Strukturelle Veränderungen beim Renten-und Steuersystem seien ebenso unverzichtbar wie Fortschritte bei der Privatisierung von Staatsbetrieben, so die Auflage der internationalen Griechenland-Kreditgeber. Konkret gehe es um die Frage, ob noch im Oktober zwei der insgesamt drei Milliarden Euro aus der nächsten Hilfstranche an Athen überwiesen werden können, betonte Dijsselbloem.
Geldgeber sind unzufrieden mit Reformtempo
Doch nach einer Zwei-Milliarden-Euroüberweisung aus dem Europäischen Stabilitätsfond an Griechenland sieht es momentan nicht aus.
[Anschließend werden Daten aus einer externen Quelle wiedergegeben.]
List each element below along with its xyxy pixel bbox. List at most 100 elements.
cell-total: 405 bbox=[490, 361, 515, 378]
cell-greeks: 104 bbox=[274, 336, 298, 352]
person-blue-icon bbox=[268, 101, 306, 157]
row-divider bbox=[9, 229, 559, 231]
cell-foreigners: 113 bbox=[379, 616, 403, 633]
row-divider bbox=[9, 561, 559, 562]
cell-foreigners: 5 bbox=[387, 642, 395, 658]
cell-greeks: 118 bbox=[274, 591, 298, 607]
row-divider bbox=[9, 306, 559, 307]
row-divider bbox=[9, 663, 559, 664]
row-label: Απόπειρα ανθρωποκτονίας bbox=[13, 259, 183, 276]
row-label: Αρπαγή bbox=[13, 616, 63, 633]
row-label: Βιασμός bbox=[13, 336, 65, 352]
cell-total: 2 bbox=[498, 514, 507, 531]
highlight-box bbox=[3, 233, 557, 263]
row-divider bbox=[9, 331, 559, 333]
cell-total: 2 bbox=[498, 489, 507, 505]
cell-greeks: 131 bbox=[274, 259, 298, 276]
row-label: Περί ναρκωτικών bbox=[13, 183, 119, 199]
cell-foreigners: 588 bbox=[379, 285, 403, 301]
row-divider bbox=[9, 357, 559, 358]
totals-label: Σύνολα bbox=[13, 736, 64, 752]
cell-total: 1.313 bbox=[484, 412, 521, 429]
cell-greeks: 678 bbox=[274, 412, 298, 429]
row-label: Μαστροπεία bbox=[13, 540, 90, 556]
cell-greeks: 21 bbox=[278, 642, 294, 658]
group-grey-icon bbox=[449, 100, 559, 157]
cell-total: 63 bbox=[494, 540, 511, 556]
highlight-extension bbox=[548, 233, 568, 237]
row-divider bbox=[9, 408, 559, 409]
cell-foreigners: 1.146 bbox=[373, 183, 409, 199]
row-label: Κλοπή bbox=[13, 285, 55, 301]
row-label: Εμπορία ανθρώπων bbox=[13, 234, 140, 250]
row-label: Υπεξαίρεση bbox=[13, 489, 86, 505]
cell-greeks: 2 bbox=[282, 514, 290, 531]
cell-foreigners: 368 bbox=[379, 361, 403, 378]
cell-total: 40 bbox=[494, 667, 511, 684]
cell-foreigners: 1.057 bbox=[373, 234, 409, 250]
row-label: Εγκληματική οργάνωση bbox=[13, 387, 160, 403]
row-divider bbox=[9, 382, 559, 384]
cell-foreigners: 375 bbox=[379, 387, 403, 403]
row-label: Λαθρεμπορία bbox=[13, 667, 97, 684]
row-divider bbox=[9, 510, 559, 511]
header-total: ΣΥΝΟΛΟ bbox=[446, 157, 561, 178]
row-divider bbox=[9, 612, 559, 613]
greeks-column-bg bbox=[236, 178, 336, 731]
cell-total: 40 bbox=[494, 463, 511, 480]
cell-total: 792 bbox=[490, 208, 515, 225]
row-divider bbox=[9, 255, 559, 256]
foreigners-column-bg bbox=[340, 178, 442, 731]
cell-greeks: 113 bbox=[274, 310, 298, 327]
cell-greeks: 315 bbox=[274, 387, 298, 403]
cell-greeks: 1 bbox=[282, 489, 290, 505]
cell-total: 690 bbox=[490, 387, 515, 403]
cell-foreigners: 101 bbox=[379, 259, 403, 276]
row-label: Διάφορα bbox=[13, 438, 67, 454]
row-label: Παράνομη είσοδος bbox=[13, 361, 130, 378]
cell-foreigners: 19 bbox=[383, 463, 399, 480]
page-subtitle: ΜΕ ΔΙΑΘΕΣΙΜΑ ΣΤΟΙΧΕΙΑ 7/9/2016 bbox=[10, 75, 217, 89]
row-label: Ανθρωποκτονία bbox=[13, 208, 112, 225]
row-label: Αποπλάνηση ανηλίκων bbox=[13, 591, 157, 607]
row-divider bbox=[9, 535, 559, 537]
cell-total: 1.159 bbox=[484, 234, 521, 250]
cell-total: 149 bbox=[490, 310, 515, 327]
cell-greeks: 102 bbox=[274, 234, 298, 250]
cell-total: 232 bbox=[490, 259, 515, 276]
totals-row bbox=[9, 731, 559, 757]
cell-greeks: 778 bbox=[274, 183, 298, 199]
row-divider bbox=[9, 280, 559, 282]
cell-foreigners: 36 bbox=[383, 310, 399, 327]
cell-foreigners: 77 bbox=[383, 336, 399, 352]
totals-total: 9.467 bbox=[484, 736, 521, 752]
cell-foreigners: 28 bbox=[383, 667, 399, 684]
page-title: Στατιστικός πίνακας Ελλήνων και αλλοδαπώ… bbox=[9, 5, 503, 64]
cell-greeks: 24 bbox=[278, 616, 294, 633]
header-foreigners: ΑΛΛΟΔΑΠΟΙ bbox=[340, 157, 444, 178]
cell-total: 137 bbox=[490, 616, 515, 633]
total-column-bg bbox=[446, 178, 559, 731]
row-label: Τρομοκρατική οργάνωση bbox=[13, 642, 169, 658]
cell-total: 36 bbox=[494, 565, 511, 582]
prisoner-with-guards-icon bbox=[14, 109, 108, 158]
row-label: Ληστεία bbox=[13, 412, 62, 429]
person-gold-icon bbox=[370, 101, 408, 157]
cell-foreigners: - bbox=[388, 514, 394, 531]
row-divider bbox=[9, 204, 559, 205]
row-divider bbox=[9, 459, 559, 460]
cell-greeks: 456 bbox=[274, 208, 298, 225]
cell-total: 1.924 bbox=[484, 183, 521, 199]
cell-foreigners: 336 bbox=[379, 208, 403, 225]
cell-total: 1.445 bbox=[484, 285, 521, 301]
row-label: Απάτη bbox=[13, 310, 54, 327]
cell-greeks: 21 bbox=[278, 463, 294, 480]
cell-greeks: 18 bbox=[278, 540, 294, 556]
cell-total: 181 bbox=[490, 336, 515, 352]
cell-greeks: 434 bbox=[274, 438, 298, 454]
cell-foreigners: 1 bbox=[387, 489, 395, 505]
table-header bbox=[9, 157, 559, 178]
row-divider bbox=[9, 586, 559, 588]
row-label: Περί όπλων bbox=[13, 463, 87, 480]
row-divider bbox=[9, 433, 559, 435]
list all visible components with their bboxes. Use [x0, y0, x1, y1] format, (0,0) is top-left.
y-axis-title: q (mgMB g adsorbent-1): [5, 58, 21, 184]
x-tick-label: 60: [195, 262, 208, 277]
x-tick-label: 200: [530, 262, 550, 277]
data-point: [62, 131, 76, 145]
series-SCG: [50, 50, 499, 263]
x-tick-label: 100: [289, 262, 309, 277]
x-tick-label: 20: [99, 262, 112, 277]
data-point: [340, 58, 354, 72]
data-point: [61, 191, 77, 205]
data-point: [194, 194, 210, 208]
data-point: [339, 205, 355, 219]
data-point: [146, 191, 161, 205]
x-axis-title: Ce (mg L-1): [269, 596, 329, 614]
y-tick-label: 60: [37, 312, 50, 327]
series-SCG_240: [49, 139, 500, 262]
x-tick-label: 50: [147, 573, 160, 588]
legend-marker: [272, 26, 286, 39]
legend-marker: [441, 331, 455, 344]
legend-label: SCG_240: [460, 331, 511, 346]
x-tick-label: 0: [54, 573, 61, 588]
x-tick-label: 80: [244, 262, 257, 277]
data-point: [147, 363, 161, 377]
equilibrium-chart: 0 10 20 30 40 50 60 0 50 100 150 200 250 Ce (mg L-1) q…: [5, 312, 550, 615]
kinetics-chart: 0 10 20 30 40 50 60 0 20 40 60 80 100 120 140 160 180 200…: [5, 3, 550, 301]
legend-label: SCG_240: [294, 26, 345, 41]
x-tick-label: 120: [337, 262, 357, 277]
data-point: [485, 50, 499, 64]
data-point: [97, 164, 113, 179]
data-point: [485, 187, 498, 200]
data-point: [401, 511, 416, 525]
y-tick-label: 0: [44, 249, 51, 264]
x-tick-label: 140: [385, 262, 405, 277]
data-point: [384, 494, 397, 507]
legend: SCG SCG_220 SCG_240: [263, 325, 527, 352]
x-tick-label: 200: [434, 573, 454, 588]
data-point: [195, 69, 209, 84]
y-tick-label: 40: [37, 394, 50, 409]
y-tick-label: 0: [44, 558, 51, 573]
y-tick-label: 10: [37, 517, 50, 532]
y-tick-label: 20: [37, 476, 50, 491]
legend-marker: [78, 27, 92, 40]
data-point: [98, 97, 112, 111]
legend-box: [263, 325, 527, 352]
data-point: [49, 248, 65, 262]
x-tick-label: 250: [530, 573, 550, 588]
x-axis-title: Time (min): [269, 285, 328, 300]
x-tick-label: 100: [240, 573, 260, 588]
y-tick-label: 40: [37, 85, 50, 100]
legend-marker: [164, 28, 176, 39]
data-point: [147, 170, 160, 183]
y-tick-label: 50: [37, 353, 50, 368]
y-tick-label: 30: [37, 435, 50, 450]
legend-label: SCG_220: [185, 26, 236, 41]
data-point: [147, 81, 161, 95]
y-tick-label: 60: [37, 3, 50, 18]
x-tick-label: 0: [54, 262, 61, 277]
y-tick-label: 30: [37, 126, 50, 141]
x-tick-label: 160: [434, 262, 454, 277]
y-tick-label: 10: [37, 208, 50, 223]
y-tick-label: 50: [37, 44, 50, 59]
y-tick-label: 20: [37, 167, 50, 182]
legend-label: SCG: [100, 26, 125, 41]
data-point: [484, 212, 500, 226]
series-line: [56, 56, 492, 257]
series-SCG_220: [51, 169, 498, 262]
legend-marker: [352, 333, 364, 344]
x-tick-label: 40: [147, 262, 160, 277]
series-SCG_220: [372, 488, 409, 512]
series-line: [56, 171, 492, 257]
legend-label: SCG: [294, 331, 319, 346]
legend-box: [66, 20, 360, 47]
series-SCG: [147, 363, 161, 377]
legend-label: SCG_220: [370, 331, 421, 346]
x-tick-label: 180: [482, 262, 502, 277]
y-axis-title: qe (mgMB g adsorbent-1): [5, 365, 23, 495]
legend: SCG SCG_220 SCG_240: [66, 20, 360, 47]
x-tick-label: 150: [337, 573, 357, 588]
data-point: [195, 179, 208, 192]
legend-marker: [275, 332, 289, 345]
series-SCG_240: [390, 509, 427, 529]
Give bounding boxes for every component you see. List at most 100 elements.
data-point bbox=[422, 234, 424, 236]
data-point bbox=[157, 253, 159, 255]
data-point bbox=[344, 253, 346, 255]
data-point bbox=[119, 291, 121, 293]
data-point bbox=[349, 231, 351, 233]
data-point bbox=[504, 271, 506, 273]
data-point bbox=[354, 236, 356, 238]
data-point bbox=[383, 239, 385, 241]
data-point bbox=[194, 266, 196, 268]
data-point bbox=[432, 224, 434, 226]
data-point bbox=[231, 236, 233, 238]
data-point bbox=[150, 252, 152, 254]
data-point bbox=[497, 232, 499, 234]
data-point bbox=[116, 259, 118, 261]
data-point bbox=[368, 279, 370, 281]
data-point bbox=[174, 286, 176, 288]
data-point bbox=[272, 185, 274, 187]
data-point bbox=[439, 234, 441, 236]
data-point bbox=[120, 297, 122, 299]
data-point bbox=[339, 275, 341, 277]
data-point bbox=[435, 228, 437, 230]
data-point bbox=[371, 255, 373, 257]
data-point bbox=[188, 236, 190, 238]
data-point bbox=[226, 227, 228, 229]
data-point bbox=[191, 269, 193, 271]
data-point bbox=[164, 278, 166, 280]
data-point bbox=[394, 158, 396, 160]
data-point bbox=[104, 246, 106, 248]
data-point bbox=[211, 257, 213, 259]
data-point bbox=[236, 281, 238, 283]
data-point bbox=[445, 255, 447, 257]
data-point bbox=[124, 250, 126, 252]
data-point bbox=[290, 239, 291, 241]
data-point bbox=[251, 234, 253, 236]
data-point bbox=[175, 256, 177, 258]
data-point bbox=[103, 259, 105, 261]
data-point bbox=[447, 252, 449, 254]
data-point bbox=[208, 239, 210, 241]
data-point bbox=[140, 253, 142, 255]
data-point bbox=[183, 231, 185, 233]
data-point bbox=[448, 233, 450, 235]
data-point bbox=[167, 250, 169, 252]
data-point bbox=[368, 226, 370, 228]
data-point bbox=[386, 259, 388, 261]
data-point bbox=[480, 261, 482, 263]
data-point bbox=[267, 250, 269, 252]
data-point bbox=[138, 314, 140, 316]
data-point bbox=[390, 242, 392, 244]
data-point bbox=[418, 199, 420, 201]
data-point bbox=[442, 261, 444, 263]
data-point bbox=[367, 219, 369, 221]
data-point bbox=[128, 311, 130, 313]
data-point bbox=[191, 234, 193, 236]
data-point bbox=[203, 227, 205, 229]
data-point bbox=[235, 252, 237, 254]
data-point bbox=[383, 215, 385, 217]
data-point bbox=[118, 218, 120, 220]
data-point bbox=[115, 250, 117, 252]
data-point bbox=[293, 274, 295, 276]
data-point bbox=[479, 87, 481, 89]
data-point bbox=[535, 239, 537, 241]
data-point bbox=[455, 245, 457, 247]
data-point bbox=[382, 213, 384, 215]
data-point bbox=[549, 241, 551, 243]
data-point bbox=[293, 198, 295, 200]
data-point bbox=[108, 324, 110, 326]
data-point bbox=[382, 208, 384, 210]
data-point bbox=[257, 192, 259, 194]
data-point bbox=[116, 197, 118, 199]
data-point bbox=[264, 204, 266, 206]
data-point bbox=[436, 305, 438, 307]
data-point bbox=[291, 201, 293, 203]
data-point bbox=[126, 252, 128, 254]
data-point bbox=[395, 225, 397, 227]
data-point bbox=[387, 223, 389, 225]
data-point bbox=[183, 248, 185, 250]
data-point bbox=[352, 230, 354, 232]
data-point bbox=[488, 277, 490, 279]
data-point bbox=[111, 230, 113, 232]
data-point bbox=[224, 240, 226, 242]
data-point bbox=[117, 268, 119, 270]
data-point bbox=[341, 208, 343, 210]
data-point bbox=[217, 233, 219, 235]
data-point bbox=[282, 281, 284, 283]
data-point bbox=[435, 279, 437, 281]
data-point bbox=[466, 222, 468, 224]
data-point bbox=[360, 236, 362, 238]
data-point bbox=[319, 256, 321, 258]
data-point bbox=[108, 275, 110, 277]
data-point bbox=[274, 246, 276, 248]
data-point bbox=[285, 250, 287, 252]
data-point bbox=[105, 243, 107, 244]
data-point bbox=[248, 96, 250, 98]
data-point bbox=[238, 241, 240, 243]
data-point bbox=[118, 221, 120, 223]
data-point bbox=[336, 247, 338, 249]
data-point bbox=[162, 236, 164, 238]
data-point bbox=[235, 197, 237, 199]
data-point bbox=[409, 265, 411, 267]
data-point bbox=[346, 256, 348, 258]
Zwar kommt das Privatisierungsprogramm voran. Die staatlichen griechischen Pferdewetten werden an eine private Wettgesellschaft übertragen. Auch die Privatisierung des Hafens von Piräus und der Verkauf von 14 Regionalflughäfen an die deutsche Flughafengesellschaft Fraport werden vorangetrieben. Geplant sind außerdem Steuerhöhungen und Reformen bei den Renten.
Dennoch sind die Vertreter der internationalen Geldgeber mit dem Athener Reformtempo nicht zufrieden. Von Mittwoch bis Freitag vergangener Woche diskutierten Vertreter der sogenannten Quadriga, also des Internationalen Währungsfonds, der EU-Kommission, der Europäischen Zentralbank und des Europäischen Stabilitätsmechanismus in Athen mit der Tsipras-Regierung. Dabei ging es vor allem darum, inwiefern Kern-Reformen umgesetzt wurden, im Jargon der EU-Kommission auch "Meilensteine" genannt, bestätigt eine Sprecherin der EU-Kommission.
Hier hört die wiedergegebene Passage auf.